I had a patient demand that we find a mug for their coffee cuz he wouldn't drink it out of a sty cup. (we then asked. are we at the holiday inn?)
I have had a patient ask me to lift up his.... cuz he didn't want to touch it
I have had numerous patients ask me to place a dinner for them in outside restaurants (on very restricted diets)
I had one patient demand that only one nurse could be her nurse and she wanted her there 24 hours a day (um hello?)
I had a patient ask me to pull out the rest of the stool cuz he didn't want to "strain" (seriously?)
I had a patient ask me to cath him cuz he didn't "feel like getting up and going in the bathroom"
oh memories... lol
Jul 7, '09Quote from leesonlpnI wear my cap, white panty hose, white uniform white shoes - you get the picture. (Hey! Who hollered out DINOSOUR from the back row?) Anyway, I was just starting my shift, and a patient came up to me and asked "excuse me, are you a nurse?"
(No, of course not dear patient, I'm from psych just doing my community hours here.Why do you ask?)
Jul 9, '09i work as a nurses aide for the summer since i am in. i had a 96 year old, female patient ask me, "arent you ashamed that your black?" ...i am as white as can be, not even tan.
Sep 5, '09- Being asked to squeeze someones black heads out
- Routinely being asked by (elderly) women to shave their chins
Sep 7, '09I work in LTC. Residents can have pets, but they have to care for their pets. One couple has 2 cats. She and her husband have varying degrees of dementia. If the cats seem needy (one only meows when she's hungry), I ask if they have been fed. Sometimes she asks me to feed the cats.

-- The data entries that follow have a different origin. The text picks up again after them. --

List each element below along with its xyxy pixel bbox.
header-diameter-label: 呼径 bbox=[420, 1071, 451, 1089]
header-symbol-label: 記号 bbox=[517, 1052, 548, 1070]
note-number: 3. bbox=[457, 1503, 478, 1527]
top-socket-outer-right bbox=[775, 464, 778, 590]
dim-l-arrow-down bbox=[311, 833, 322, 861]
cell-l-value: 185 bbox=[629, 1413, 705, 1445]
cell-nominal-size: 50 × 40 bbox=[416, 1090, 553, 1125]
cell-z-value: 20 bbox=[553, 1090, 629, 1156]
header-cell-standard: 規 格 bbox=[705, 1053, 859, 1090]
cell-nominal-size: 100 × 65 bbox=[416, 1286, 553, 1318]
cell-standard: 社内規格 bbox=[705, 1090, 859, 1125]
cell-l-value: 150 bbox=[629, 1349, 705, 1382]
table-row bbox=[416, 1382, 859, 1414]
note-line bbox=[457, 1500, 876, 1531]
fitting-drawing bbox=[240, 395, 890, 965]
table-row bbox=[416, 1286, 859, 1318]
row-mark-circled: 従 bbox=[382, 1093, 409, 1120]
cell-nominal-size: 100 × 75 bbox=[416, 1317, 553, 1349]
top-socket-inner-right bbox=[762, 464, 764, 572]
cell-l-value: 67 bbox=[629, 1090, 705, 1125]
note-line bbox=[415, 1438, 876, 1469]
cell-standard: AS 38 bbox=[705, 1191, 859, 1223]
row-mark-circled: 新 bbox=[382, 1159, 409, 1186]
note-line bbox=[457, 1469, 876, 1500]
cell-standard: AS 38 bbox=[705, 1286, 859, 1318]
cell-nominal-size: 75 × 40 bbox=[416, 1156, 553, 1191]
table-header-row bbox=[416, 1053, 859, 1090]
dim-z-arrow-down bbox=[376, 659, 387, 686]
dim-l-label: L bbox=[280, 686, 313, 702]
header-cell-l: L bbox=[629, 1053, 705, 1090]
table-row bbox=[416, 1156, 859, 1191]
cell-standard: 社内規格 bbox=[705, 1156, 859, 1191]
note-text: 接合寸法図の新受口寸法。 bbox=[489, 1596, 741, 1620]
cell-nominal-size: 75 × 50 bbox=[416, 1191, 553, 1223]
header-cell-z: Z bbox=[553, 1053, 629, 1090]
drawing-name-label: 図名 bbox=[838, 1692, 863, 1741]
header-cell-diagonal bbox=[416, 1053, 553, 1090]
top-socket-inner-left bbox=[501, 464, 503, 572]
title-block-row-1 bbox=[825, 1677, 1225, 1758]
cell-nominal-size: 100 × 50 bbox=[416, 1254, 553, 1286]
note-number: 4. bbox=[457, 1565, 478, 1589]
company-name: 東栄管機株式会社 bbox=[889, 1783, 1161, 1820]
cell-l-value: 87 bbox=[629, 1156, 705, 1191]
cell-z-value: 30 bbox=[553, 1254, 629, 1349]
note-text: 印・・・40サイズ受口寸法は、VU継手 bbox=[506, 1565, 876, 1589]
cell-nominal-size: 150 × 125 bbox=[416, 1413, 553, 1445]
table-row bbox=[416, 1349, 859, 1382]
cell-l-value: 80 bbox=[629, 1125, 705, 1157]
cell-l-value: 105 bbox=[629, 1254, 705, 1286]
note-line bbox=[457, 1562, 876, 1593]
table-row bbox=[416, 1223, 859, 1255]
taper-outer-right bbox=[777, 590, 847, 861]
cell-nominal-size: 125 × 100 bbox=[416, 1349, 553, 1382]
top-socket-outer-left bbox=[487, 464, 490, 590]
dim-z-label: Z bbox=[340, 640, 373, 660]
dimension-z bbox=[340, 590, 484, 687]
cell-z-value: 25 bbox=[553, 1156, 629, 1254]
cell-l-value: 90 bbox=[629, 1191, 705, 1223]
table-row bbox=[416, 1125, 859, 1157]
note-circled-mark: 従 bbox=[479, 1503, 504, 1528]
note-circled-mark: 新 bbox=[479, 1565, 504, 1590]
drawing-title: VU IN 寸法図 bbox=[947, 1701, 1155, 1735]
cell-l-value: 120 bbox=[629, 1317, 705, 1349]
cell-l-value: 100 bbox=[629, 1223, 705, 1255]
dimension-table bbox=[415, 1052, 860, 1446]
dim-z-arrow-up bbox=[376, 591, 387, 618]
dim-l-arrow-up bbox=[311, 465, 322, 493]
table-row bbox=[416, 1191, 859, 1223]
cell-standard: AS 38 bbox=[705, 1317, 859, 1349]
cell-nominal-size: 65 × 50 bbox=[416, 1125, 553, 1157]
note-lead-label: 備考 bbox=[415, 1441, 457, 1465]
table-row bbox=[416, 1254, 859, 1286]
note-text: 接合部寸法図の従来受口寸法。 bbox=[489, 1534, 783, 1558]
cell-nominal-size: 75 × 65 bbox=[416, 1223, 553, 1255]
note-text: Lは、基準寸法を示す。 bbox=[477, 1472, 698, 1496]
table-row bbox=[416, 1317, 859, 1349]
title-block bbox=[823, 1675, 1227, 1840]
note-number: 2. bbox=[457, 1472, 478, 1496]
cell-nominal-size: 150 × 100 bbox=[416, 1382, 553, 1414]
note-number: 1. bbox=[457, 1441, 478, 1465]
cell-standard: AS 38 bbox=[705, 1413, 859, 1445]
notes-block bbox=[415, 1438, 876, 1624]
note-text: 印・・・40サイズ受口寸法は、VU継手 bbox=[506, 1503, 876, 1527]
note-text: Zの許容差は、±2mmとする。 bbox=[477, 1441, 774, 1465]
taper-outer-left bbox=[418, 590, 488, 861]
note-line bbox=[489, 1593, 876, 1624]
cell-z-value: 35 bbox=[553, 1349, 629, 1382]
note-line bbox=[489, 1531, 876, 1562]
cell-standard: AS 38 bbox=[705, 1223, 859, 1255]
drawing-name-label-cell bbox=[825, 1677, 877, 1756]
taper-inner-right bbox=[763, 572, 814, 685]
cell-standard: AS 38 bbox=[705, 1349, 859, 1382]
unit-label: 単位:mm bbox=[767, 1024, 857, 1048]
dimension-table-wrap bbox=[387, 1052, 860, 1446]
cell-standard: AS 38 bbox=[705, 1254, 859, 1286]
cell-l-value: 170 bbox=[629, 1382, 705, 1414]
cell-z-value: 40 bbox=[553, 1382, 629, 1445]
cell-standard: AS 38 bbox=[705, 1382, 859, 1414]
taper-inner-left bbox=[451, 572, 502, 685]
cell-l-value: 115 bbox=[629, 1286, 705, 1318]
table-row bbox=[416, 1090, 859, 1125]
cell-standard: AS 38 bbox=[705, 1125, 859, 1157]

Sep 8, '09Before I became a nurse, I did private home care- I had one 85 year old pt that I bathed QOD because he had rheumatoid arthritis and could not bathe himself. He decided that the washing of his genitals stimulated testosterone production and would make him feel better if I would "do it a little harder and more of it" He stated it would be a medical therapy, I told him it would be prostitution. He even typed up a business card for me ( he could type with one finger on each hand)- "testosterone therapy" , photocaopied some info on the benefits of increased teststerone production and had his daughter cut out 2 obits from the local paper of 2 ladies that had passed recently and left elderly husbands behind that could use my services!!! ( she didn't know why he wanted them) I talked w/ his daughter and after a stern talking to, this kind of talk and requests stopped. His daughter was sooooo embarrassed!
Sep 17, '09It was not so much what my pt asked me to do... but merely a suggestion.
Upon transferring him from W/C back to bed he refused to allow me to put the gait belt on. I tried explaining that since he was only wearing a gown, I would have nothing to grab onto in the even that he started to fall...
He replied, "uh huh.... just grab my penis!"
Oh boy... old men never lose their drive.
Sep 17, '09Quote from ibmanda2000Oh geez...let's see..."I'm sure I could do that, however I don't think you'd enjoy having your entire body weight suspended from that particular appendage."He replied, "uh huh.... just grab my penis!"
Sep 20, '09Male patient, born male, insisting that he was pregnant....and the doctor DID order a Urine Pregnancy Test because the patient insisted on it.